Mortgage Broker News
IT MIGHT surprise you to learn that some of the top earners in this industry, who make up a large part of their own mortgage brokerage’s volume, have been losing thousands of dollars each year in otherwise earned commissions.
Over my career, I have learned that commission splits are genuinely dependent on what mortgage brokerages want to disclose to their agents about what lenders pay them. As an agent, you might receive correspondence directly from the lender about what they are paying you on each completed mortgage transaction. What lenders often don’t advertise to agents is any other commissions they are paying the brokerage on the same deal.
Back-end commission models, and even some types of volume bonuses, don’t get paid to every agent. As a result, the commission split an agent thinks he or she has in place could be completely inaccurate.
For example, a well-known lender pays most brokerages 70 basis points on a specific mortgage transaction. However, most brokerages I’ve looked into only advertise the lender paying 50 basis points. Since the agents have no idea that the brokerage is earning an additional 20 basis points off the same deal, they think their split is right. However, the agent is earning less money than they think.
If the agent has a 90/10 split, for example, and believes their brokerage is getting 50 basis points only, then on a $500,000 mortgage, that 90/10 split is really a 79/21. The brokerage made an additional $900 (or 20 basis points) off the same deal, and they didn’t tell the agent.
It’s my understanding that the ‘total commission’ a brokerage receives gets negotiated by way of a split, but the definition of ‘total commission’ is a grey area – especially if agents don’t know about any other deals their brokerage has set up with the lenders independently.
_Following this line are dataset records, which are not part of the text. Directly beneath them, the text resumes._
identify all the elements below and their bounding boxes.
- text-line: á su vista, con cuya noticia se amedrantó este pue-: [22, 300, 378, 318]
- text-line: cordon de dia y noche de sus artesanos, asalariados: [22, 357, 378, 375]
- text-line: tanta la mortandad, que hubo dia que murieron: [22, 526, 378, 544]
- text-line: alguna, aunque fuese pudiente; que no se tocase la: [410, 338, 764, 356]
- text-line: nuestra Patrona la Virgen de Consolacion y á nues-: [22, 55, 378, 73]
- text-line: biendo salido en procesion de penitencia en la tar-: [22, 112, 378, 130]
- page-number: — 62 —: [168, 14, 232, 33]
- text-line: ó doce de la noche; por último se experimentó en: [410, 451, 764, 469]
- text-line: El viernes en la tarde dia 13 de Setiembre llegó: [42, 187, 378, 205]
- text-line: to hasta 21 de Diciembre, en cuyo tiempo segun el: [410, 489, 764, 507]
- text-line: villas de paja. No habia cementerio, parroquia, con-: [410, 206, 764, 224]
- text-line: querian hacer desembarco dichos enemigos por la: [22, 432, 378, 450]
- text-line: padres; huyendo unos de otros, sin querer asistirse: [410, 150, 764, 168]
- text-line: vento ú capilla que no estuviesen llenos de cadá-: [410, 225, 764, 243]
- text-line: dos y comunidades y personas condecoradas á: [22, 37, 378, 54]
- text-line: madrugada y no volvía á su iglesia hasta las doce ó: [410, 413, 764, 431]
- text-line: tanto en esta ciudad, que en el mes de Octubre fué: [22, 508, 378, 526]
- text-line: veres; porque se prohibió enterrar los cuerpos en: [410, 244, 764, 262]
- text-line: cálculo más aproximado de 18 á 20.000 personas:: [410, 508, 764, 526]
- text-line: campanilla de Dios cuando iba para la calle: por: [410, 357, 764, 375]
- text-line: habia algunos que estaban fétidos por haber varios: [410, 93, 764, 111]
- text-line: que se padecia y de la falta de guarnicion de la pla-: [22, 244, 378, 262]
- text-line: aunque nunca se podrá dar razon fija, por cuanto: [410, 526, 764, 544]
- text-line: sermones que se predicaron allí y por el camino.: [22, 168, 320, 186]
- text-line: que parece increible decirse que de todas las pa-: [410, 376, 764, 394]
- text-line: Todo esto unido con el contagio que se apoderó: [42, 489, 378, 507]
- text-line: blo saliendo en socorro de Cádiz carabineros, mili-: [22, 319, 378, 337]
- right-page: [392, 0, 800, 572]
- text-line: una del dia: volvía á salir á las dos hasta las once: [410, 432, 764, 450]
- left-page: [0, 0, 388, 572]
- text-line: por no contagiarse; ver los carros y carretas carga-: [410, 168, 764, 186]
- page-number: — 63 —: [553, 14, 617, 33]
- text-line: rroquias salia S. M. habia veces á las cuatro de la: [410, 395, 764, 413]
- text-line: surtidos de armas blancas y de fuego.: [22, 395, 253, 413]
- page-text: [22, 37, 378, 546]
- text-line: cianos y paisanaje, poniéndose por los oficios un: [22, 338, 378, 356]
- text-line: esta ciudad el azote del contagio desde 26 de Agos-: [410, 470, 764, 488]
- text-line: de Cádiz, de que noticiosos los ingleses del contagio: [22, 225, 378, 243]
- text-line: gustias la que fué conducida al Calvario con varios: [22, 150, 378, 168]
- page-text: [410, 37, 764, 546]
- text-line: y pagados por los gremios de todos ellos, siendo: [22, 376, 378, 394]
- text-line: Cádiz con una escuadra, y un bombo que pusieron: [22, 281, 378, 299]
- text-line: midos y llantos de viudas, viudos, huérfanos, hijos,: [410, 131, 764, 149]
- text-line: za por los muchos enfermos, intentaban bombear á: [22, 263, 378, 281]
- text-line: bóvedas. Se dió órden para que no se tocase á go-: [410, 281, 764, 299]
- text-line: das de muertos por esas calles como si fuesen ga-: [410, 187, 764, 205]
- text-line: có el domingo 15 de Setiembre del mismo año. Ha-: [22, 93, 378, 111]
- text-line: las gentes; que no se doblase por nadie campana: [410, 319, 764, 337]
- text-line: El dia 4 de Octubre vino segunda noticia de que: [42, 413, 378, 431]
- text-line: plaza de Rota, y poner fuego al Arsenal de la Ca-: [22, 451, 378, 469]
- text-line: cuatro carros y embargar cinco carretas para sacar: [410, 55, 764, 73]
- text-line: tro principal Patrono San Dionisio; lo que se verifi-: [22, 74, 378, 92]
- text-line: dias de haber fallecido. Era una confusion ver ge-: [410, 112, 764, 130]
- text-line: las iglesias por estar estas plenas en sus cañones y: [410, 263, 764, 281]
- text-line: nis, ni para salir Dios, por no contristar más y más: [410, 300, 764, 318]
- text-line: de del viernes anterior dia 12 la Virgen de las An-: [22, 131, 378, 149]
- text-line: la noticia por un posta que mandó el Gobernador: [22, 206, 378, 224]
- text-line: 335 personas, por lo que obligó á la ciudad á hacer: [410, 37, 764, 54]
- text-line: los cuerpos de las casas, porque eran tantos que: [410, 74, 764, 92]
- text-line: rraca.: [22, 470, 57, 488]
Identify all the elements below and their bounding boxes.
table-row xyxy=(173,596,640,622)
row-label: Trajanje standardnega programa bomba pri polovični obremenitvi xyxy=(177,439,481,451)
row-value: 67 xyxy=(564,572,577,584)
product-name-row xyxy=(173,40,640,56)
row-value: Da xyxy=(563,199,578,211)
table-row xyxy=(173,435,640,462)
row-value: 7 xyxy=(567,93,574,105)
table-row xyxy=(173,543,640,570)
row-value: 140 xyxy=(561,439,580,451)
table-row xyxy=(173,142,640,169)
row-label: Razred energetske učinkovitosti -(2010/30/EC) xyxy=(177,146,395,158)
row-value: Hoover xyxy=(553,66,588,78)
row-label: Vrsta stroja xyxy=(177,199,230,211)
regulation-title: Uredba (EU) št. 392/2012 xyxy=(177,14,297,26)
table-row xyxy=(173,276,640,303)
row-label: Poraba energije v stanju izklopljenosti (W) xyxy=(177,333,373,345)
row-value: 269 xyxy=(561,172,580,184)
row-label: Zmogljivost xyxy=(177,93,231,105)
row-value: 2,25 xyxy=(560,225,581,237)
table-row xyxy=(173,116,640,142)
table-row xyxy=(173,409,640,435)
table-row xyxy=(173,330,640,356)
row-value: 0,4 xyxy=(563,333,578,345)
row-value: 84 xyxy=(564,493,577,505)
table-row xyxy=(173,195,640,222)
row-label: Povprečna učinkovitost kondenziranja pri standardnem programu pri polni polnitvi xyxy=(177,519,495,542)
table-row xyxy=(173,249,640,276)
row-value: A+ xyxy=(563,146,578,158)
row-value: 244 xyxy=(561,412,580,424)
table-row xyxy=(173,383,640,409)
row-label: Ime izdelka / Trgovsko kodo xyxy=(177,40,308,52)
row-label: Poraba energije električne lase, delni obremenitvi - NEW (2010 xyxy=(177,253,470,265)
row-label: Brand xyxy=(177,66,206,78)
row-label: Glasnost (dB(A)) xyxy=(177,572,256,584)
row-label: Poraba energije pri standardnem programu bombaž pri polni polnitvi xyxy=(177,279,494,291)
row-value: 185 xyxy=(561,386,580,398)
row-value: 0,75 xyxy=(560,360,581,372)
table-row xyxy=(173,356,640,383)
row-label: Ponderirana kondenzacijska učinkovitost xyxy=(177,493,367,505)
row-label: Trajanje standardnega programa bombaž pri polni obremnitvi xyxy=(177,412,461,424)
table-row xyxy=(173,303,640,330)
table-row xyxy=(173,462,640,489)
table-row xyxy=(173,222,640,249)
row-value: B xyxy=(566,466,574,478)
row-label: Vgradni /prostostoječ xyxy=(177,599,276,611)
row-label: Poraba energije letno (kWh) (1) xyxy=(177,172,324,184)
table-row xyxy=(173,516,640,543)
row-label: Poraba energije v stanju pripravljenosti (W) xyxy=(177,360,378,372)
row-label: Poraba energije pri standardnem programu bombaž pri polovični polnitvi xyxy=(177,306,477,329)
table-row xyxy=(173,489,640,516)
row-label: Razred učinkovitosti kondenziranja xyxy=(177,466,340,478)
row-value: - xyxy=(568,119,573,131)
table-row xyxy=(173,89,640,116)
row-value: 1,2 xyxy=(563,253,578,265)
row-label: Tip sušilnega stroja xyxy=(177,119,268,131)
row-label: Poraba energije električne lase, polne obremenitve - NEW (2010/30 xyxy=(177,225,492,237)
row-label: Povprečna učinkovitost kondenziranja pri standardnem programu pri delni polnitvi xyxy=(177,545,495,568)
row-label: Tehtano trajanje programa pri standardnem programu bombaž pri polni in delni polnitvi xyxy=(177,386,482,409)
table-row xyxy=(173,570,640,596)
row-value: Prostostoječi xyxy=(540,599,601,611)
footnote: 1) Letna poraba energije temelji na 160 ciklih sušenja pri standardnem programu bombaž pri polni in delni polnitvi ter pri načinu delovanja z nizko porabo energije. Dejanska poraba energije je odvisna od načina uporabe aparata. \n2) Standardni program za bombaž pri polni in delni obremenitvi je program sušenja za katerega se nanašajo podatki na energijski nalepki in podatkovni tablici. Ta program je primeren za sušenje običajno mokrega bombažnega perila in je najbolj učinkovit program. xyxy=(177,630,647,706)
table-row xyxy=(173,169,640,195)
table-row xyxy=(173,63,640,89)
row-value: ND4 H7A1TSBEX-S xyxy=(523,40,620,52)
It’s becoming necessary for agents to take the time to probe more deeply into their commission splits and ask their brokerages about any other side deals they may have negotiated with lenders that could prevent them from earning more.
Marketing fees are another pet peeve of mine, mainly because they are a rip-off. Why do brokerages impose a marketing fee that includes a generic website and a crappy CRM system that most agents don’t use? Even if it did offer a hint of value, why is it mandatory? Could it be that it’s just another revenue stream that makes the brokerage millions at the expense of the agent?
When it comes to websites, anyone who has a fully functioning site will tell you that ranking higher in Google search engines and retaining business from the web always entails some search engine optimization, branding and marketing. None of the brokerages that charge monthly fees for websites offer any service remotely close to this. What they offer is discount web hosting and an illusion that the agent is getting a slice of value in exchange for their mandatory monthly payment. There is no upkeep, no maintenance, no effort. That’s what you get when you have a brandless website – and beware, that’s what you could be communicating to potential clients.
Mortgage origination is becoming automated, and big banks are spending millions on their web presence. No mortgage professional can afford to have a less than fantastic website. Could their money be better spent elsewhere? Yes.
Customer relationship management systems – another justification for the monthly marketing fee – often go unused for the same reason as the generic website. Services such as Salesforce require constant upkeep, customization and personal branding. No CRM program included with a mandatory monthly fee could compete. Monthly marketing fees are a hoax because they masquerade as a value-add to help agents get business, but in reality, they are empty shells for agents and treasures for brokerages.
It’s easy to not pay attention to everything going on around us, especially when we are busy closing deals and trying to retain new business, but we must look closely at every dollar spent. A small oversight can cost us big money.